Tale of a Potato is another table-top show from Batisfera, following last year’s epic hit The Gummy Bears’ Great War. This time, they take that most ordinary of vegetables (the potato), use the most generic language, name their characters in the most generic way (protagonist, antagonist, unnamed) – yet still manage to create the wonder of a unique life.

Protagonist’s tale has all the elements you’d expect: birth, parents both caring and pushy, and the societal pressure urging it to save money and settle down. The potato falls in love, gets a job, goes on a quest, experiences jealousy in relationships and at work, and doesn’t always behave as we’d hope.

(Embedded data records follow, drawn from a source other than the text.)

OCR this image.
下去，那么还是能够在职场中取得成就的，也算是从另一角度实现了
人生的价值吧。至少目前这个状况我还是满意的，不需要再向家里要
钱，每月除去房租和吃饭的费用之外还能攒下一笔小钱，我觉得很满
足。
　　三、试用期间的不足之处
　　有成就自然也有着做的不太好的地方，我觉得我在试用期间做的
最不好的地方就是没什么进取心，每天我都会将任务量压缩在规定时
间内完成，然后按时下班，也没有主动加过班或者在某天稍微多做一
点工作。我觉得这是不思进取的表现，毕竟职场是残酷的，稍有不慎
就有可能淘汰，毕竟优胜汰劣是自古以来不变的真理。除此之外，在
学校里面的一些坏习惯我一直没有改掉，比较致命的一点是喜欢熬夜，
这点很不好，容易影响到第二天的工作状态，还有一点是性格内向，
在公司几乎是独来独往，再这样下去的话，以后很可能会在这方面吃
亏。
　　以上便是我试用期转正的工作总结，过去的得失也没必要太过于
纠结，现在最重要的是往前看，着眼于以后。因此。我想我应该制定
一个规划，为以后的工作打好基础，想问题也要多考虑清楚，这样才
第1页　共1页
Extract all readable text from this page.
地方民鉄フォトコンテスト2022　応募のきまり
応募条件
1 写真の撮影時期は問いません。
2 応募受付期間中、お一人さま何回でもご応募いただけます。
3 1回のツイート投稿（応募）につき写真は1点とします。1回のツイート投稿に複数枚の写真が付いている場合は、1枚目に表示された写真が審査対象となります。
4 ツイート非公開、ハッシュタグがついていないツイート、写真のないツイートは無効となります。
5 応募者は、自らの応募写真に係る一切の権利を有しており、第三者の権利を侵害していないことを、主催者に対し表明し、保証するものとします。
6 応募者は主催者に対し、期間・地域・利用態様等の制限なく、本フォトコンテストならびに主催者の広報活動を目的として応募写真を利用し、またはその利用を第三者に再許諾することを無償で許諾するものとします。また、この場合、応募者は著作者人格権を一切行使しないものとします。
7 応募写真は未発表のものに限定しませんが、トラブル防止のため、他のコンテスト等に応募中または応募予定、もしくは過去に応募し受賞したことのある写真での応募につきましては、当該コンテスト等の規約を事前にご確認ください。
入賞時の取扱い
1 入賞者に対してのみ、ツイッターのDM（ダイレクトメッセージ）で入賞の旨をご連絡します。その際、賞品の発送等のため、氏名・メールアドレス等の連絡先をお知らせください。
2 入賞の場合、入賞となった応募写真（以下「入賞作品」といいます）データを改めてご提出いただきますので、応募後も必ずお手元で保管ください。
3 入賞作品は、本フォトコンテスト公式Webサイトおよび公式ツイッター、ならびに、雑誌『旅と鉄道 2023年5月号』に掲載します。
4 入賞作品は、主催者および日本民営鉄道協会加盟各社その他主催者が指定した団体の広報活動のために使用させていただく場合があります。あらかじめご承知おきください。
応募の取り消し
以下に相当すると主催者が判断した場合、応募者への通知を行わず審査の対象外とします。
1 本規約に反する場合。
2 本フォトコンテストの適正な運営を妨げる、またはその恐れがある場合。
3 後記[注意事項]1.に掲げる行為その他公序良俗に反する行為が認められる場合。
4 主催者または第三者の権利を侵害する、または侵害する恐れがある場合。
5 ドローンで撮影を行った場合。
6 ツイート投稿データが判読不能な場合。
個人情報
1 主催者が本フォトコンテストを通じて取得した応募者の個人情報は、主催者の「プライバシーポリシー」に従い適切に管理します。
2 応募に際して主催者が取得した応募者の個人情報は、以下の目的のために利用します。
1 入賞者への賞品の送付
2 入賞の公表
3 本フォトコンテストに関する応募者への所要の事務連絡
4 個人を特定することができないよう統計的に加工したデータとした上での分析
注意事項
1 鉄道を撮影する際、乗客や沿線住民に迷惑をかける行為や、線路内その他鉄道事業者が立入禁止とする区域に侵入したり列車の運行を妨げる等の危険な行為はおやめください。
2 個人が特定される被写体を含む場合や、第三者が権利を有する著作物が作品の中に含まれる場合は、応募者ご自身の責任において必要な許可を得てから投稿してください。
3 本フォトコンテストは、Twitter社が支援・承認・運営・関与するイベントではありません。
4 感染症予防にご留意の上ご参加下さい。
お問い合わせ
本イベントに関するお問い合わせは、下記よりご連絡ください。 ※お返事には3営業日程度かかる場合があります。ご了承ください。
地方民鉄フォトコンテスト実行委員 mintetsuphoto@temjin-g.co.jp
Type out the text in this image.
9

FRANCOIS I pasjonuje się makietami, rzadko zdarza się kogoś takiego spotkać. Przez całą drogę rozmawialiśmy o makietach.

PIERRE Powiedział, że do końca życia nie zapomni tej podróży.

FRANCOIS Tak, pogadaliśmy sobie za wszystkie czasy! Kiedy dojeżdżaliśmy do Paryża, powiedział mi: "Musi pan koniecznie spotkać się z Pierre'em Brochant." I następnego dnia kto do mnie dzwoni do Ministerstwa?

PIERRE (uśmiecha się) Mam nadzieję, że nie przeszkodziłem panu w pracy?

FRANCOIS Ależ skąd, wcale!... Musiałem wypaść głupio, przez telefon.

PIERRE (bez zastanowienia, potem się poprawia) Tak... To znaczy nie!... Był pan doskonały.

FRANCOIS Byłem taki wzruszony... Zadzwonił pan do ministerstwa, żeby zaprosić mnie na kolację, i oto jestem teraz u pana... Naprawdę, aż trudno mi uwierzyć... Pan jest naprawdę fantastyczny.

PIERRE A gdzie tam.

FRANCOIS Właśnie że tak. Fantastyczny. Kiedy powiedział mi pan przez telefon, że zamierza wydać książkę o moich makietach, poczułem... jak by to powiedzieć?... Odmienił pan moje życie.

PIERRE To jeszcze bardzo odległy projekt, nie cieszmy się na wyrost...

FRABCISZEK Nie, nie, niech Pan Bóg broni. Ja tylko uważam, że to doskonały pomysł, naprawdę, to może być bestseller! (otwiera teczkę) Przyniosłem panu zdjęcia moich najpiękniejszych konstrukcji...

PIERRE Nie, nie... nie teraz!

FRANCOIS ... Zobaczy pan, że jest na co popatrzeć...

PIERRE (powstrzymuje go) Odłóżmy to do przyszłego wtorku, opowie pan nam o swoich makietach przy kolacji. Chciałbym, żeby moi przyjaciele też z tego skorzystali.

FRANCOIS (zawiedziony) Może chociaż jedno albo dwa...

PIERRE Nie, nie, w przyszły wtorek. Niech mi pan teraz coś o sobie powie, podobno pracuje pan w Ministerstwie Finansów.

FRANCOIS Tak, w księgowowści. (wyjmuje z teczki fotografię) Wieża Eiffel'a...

In short, this is a very ordinary potato with a very ordinary life. Although there are some spectacular exceptions, those elements jar slightly, as it’s the banality of the everyday that binds us to Protagonist and makes this show special. We recognise in the potato what we all have in common: we are each the hero and villain of our own tragicomedies.

So how do Batisfera make the tale of a humble potato so engaging? It’s in the skill of the puppeteer, Valentina Fadda. Strutting around the table, holstered with the knives she uses to carve out the vegetables, she creates character with an economy of movement. She infuses drama and personality into the storytelling, though an occasional lack of vocal clarity meant some lines were lost.

It is also in the cleverness of the set, with an apparently simple table deftly adjusted to create the different scenes. And it’s in the use of light: the small hand-held torch moved around to illuminate our potato protagonist from different positions, and multiple other clever light effects in miniature.

This is a beautifully-crafted show, that takes everything about the cycles of life and the realities we all face – and coalesces it into a tight 30 minutes and several vegetables.